Bergaya khas apa adanya bertepatan sesuai norma
kebudayaan massa pada umumnya.
Tak ingin mencari ambil perhatian puluhan pandang
memicingkan ke daku.
Karena aku mencoba tak ingin sebagai bahan fokus
tatapan selayak layar dipameran.
Kupinta terhadap lekukan bentuk alas permukaan bahan
pakaianku.
Berusaha meminati penampilan rapi sang adaptasi oleh
kecukupan yang ada memang itu termiliki.
Menjauhkan diri pergumulan kuasa penuh nafsu, kemakan
arus kancah korban bermode.
Biar lebih trendy bermotif lain diantara yang lain
dengan hasrat kesensasiannya.
Padahal semua saksi didepan tak selalu beranggapan
ungkapan positif yang aktif pada penilaiannya.
Justru tingkat kesejahteraan berlaju pasif yang
terkuras energi oleh ambisi norak yang berdandan.
Yang sehabis terlaksana bersambungkan reduksi
angan-angan yang tidak menghasilkan banyak sesuatu apa-apa.
Aku bukan pengaruh pihak asing bagai penghipnotis demi
ekploitasi kepribadian alami sederhanaku.
Banyak kuantitas sekitar individu pengenal diriku.
Mencoreng mukaku melalui noda merah lontaran celoteh
pelecehan.
Sebab tiada tanda rambu bentukku yang terseret rayuan
biduan duniawi, berwatak sinis dangkal.
Bagi pengeluaran opini yang tak seberapa merogoh kocek
materi benda untuk berdaya beli foya-foya.
Walau daku dihujamkan nada pedas merujuk status
kebendaan dan peranakkan dari karier sang ortuku.
Niat ambisi memaksa rampasan sebagian harta pokok
mendasar keluarga hanya demi pelampiasan kepuasan hedonisku.
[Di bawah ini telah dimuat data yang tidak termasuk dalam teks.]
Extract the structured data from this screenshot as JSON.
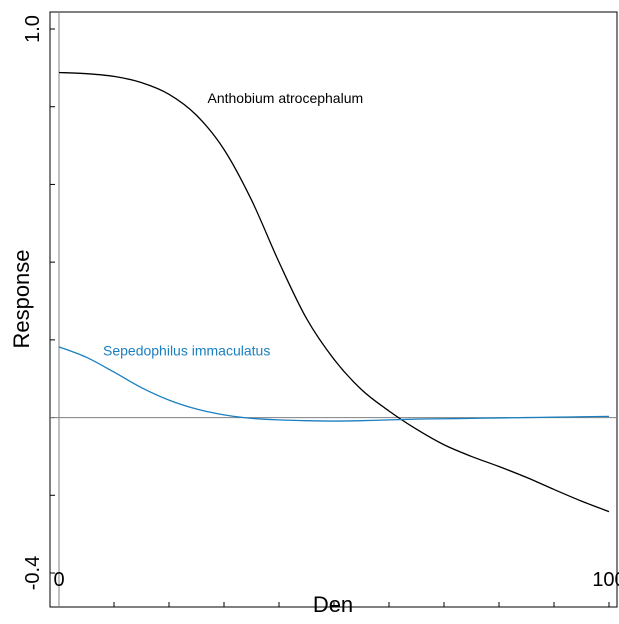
{
  "chart_data": {
    "type": "line",
    "title": "",
    "xlabel": "Den",
    "ylabel": "Response",
    "xlim": [
      0,
      100
    ],
    "ylim": [
      -0.4,
      1.0
    ],
    "x_tick_labels": [
      "0",
      "100"
    ],
    "y_tick_labels": [
      "-0.4",
      "1.0"
    ],
    "x_minor_ticks": [
      0,
      10,
      20,
      30,
      40,
      50,
      60,
      70,
      80,
      90,
      100
    ],
    "y_minor_ticks": [
      -0.4,
      -0.2,
      0.0,
      0.2,
      0.4,
      0.6,
      0.8,
      1.0
    ],
    "reference_line_y": 0.0,
    "grid": false,
    "series": [
      {
        "name": "Anthobium atrocephalum",
        "color": "#000000",
        "x": [
          0,
          5,
          10,
          15,
          20,
          25,
          30,
          35,
          40,
          45,
          50,
          55,
          60,
          65,
          70,
          75,
          80,
          85,
          90,
          95,
          100
        ],
        "y": [
          0.888,
          0.885,
          0.878,
          0.862,
          0.832,
          0.778,
          0.69,
          0.56,
          0.4,
          0.255,
          0.15,
          0.072,
          0.017,
          -0.03,
          -0.07,
          -0.1,
          -0.126,
          -0.154,
          -0.185,
          -0.215,
          -0.242
        ]
      },
      {
        "name": "Sepedophilus immaculatus",
        "color": "#1a7fc1",
        "x": [
          0,
          5,
          10,
          15,
          20,
          25,
          30,
          35,
          40,
          45,
          50,
          55,
          60,
          65,
          70,
          75,
          80,
          85,
          90,
          95,
          100
        ],
        "y": [
          0.182,
          0.155,
          0.117,
          0.077,
          0.045,
          0.022,
          0.007,
          -0.002,
          -0.006,
          -0.008,
          -0.009,
          -0.008,
          -0.006,
          -0.004,
          -0.003,
          -0.002,
          -0.001,
          0.0,
          0.001,
          0.002,
          0.003
        ]
      }
    ],
    "annotations": [
      {
        "text": "Anthobium atrocephalum",
        "x": 27,
        "y": 0.81,
        "color": "#000000"
      },
      {
        "text": "Sepedophilus immaculatus",
        "x": 8,
        "y": 0.16,
        "color": "#1a7fc1"
      }
    ]
  }
}
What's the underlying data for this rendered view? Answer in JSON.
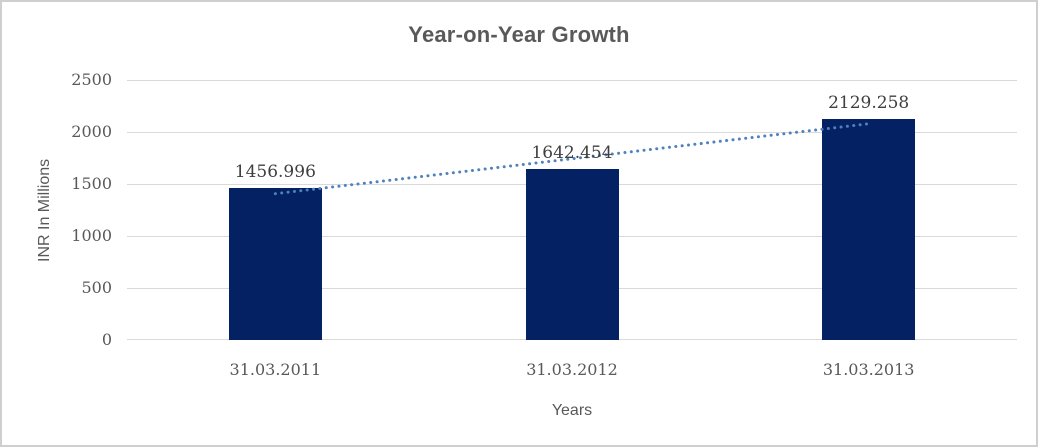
{
  "chart_data": {
    "type": "bar",
    "title": "Year-on-Year Growth",
    "xlabel": "Years",
    "ylabel": "INR In Millions",
    "categories": [
      "31.03.2011",
      "31.03.2012",
      "31.03.2013"
    ],
    "values": [
      1456.996,
      1642.454,
      2129.258
    ],
    "data_labels": [
      "1456.996",
      "1642.454",
      "2129.258"
    ],
    "yticks": [
      0,
      500,
      1000,
      1500,
      2000,
      2500
    ],
    "ytick_labels": [
      "0",
      "500",
      "1000",
      "1500",
      "2000",
      "2500"
    ],
    "ylim": [
      0,
      2500
    ],
    "grid": true,
    "legend": "none",
    "bar_color": "#032163",
    "trendline": {
      "type": "linear",
      "style": "dotted",
      "color": "#4f81bd"
    },
    "grid_color": "#d9d9d9",
    "text_color": "#595959",
    "data_label_color": "#3f3f3f"
  }
}
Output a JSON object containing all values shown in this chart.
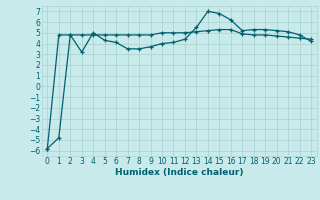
{
  "xlabel": "Humidex (Indice chaleur)",
  "ylabel": "",
  "background_color": "#c8eaea",
  "grid_color": "#aed4d4",
  "line_color": "#006070",
  "xlim": [
    -0.5,
    23.5
  ],
  "ylim": [
    -6.5,
    7.5
  ],
  "yticks": [
    -6,
    -5,
    -4,
    -3,
    -2,
    -1,
    0,
    1,
    2,
    3,
    4,
    5,
    6,
    7
  ],
  "xticks": [
    0,
    1,
    2,
    3,
    4,
    5,
    6,
    7,
    8,
    9,
    10,
    11,
    12,
    13,
    14,
    15,
    16,
    17,
    18,
    19,
    20,
    21,
    22,
    23
  ],
  "line1_x": [
    0,
    1,
    2,
    3,
    4,
    5,
    6,
    7,
    8,
    9,
    10,
    11,
    12,
    13,
    14,
    15,
    16,
    17,
    18,
    19,
    20,
    21,
    22,
    23
  ],
  "line1_y": [
    -5.8,
    -4.8,
    4.8,
    3.2,
    5.0,
    4.3,
    4.1,
    3.5,
    3.5,
    3.7,
    4.0,
    4.1,
    4.4,
    5.5,
    7.0,
    6.8,
    6.2,
    5.2,
    5.3,
    5.3,
    5.2,
    5.1,
    4.8,
    4.2
  ],
  "line2_x": [
    0,
    1,
    2,
    3,
    4,
    5,
    6,
    7,
    8,
    9,
    10,
    11,
    12,
    13,
    14,
    15,
    16,
    17,
    18,
    19,
    20,
    21,
    22,
    23
  ],
  "line2_y": [
    -5.8,
    4.8,
    4.8,
    4.8,
    4.8,
    4.8,
    4.8,
    4.8,
    4.8,
    4.8,
    5.0,
    5.0,
    5.0,
    5.1,
    5.2,
    5.3,
    5.3,
    4.9,
    4.8,
    4.8,
    4.7,
    4.6,
    4.5,
    4.4
  ],
  "font_size_ticks": 5.5,
  "font_size_xlabel": 6.5
}
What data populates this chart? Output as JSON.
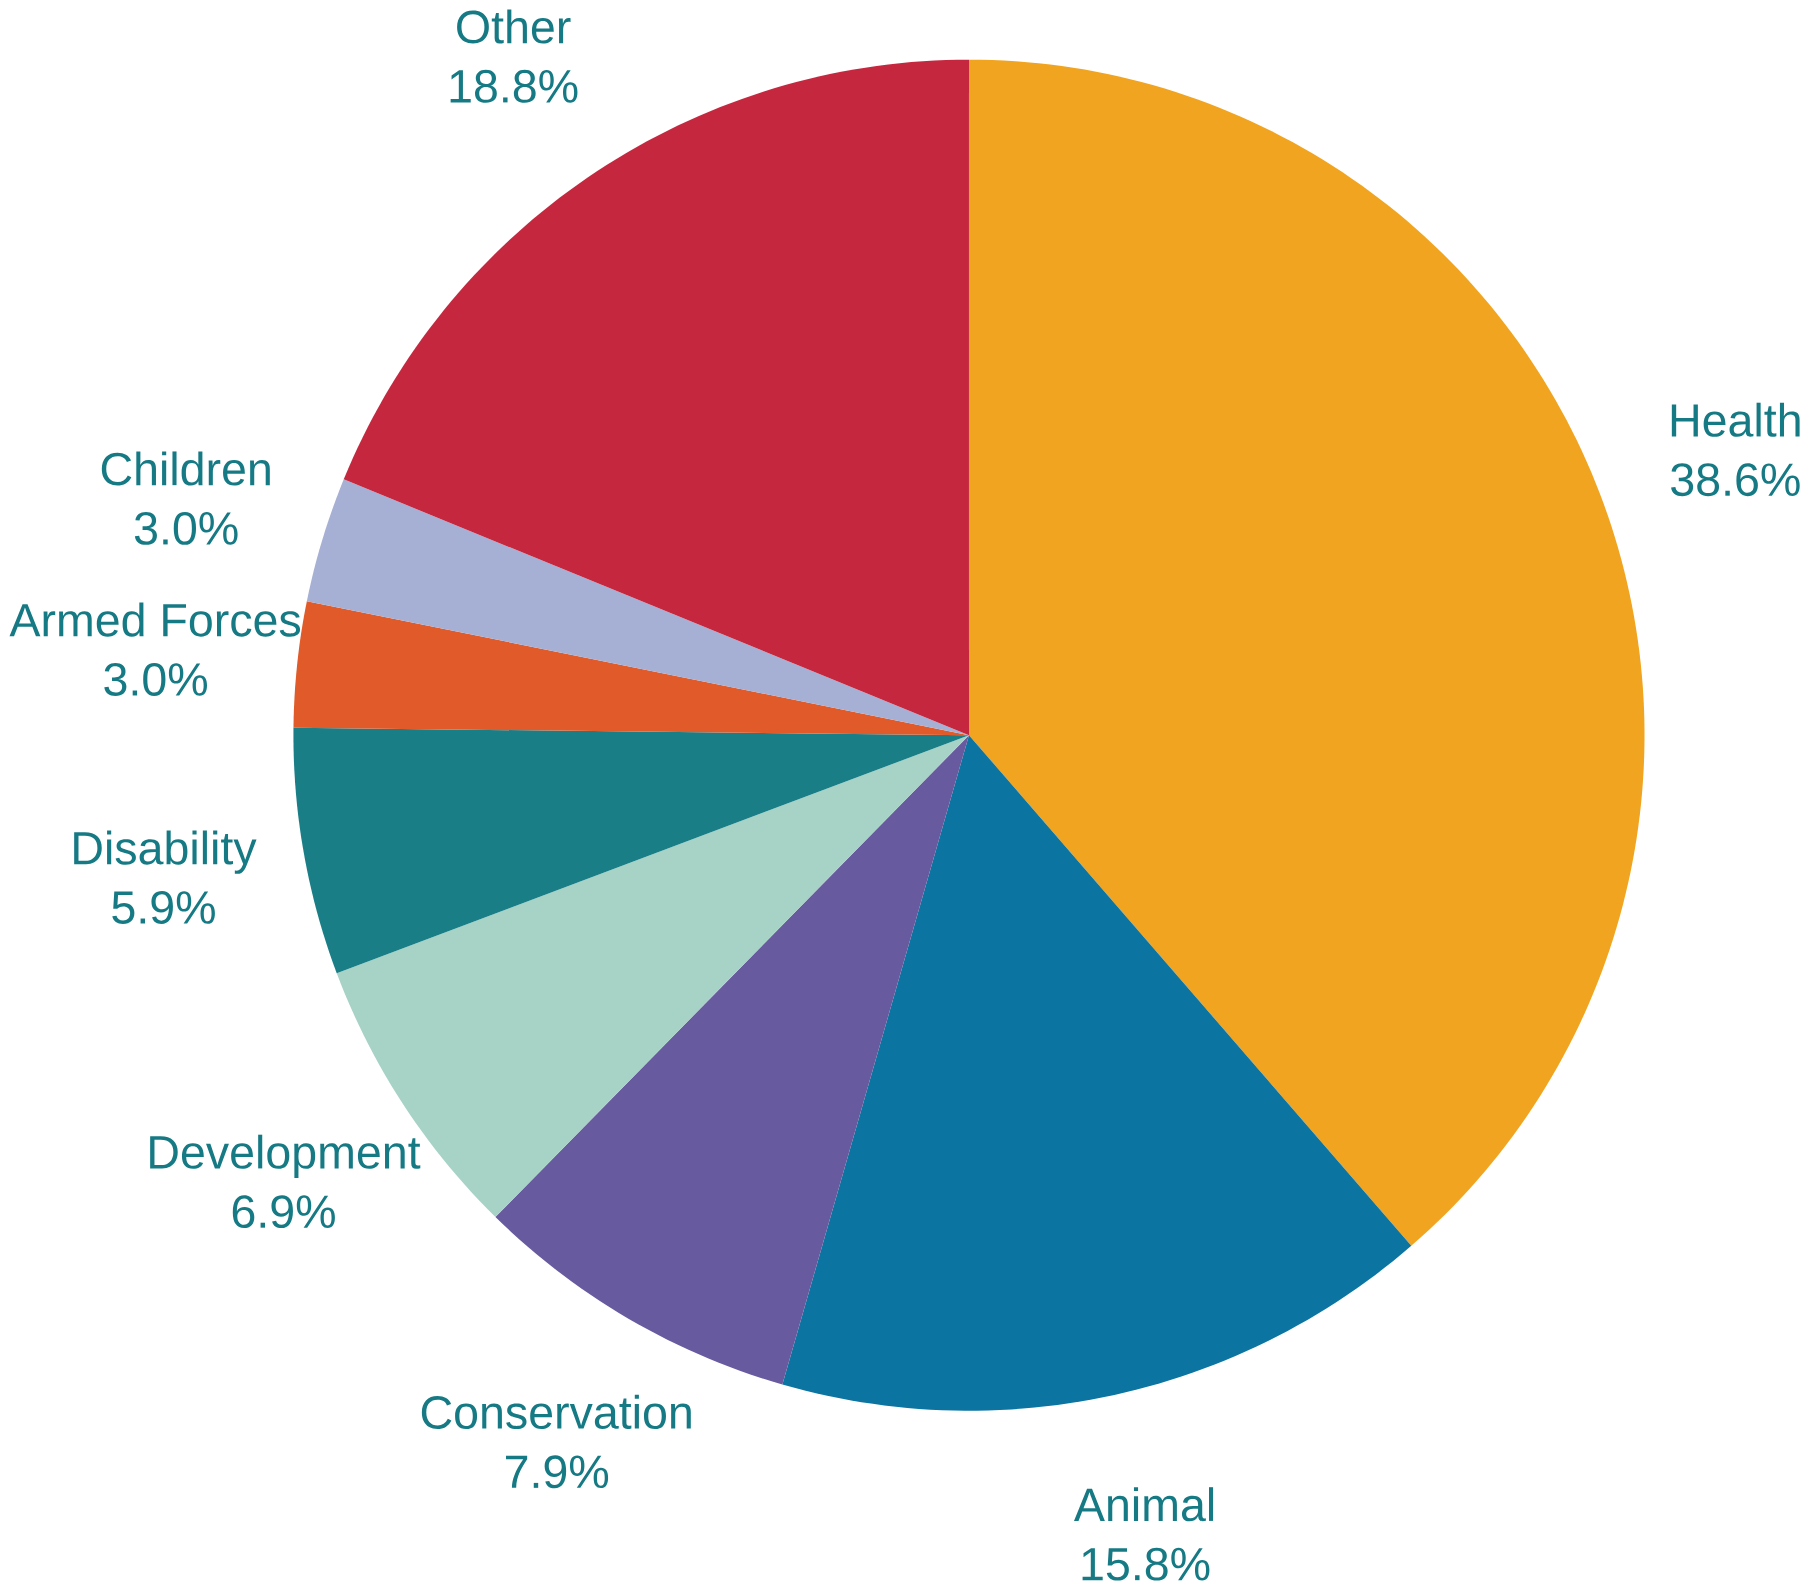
{
  "chart_data": {
    "type": "pie",
    "categories": [
      "Health",
      "Animal",
      "Conservation",
      "Development",
      "Disability",
      "Armed Forces",
      "Children",
      "Other"
    ],
    "values": [
      38.6,
      15.8,
      7.9,
      6.9,
      5.9,
      3.0,
      3.0,
      18.8
    ],
    "value_labels": [
      "38.6%",
      "15.8%",
      "7.9%",
      "6.9%",
      "5.9%",
      "3.0%",
      "3.0%",
      "18.8%"
    ],
    "colors": [
      "#f0a420",
      "#0b74a1",
      "#685a9e",
      "#a7d2c6",
      "#1a7e87",
      "#e15b2a",
      "#a6afd4",
      "#c5283e"
    ]
  }
}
Terjangkiti virus penyakit pergaulan label gengsi yang
berkisar upaya pendekatan kemauan, penggubah kermurnian kepolosanku ini.
Memang begitu deras cobaan dan godaan meradang.
Yang berdatangan menerpa tamparan hardikan muka seri
belia kesederhanaan
Berpampang candu hidup dilimpahi kemewahan, supaya disematkan
gelar tanda penghargaan pujian sementara kesenangan yang ada datang disaat itu
juga.
Kelak terpisah satu antara lain terlepas dari janji
palsu lambang koherensi sesama kerabat.
Untuk tetap menemani meski kesenangan dibawah nuansa
hedonis pesta-pora dan gejolak bergengsi.
Telah beranjak bertolak melarikan diri pergi, berakhir
teralienasi sebatas masa berlalu tak seberapa syahdu dalam benak memori.
Hal esensi kepada substansi keindahan yang terbayang
alami, tetap bertahan hidup merasuki kehematan diri, terlepas jauh rasa kemauan
gengsi.
Tidak sampai dipenghujung buntu disitu, namun terdapat
banyak perihal godaan.
Menarik sendi terdalam dorongan dalam menekan sebegitu
deras untuk meraih apa yang merupakan pemuas hedonis sesuai dengan kondisi
kupunya setiap masa itu ada yang sedang tersinggahi.
Tetapi kubermohon kepada yang kuasa, agar menguatkan
penopang tameng akan wujud keinginan nilai budaya selalu bersyukur.
Terhadap pemberian seapa adanya hak pemilikan yang
dikau anugerahkan atas belas kasihmu.
Berkeinginan menjaga keutuhan silugu perilaku, laksana
kealamiahan berbuah kebahagiaan.
Walau tampak berkelimpahan duniawi tak seberapa besar
luas kenikmatan nafsu raga bagi sesaat sementara.
Namun abadi berkelanjutan akan pemenuh alas raga maupun
tervital yang bersemayam dalam roh mistis keberadaan dibelakang tubuh badaniku.
Tulisan puisi bebas ku pada tahun 2005.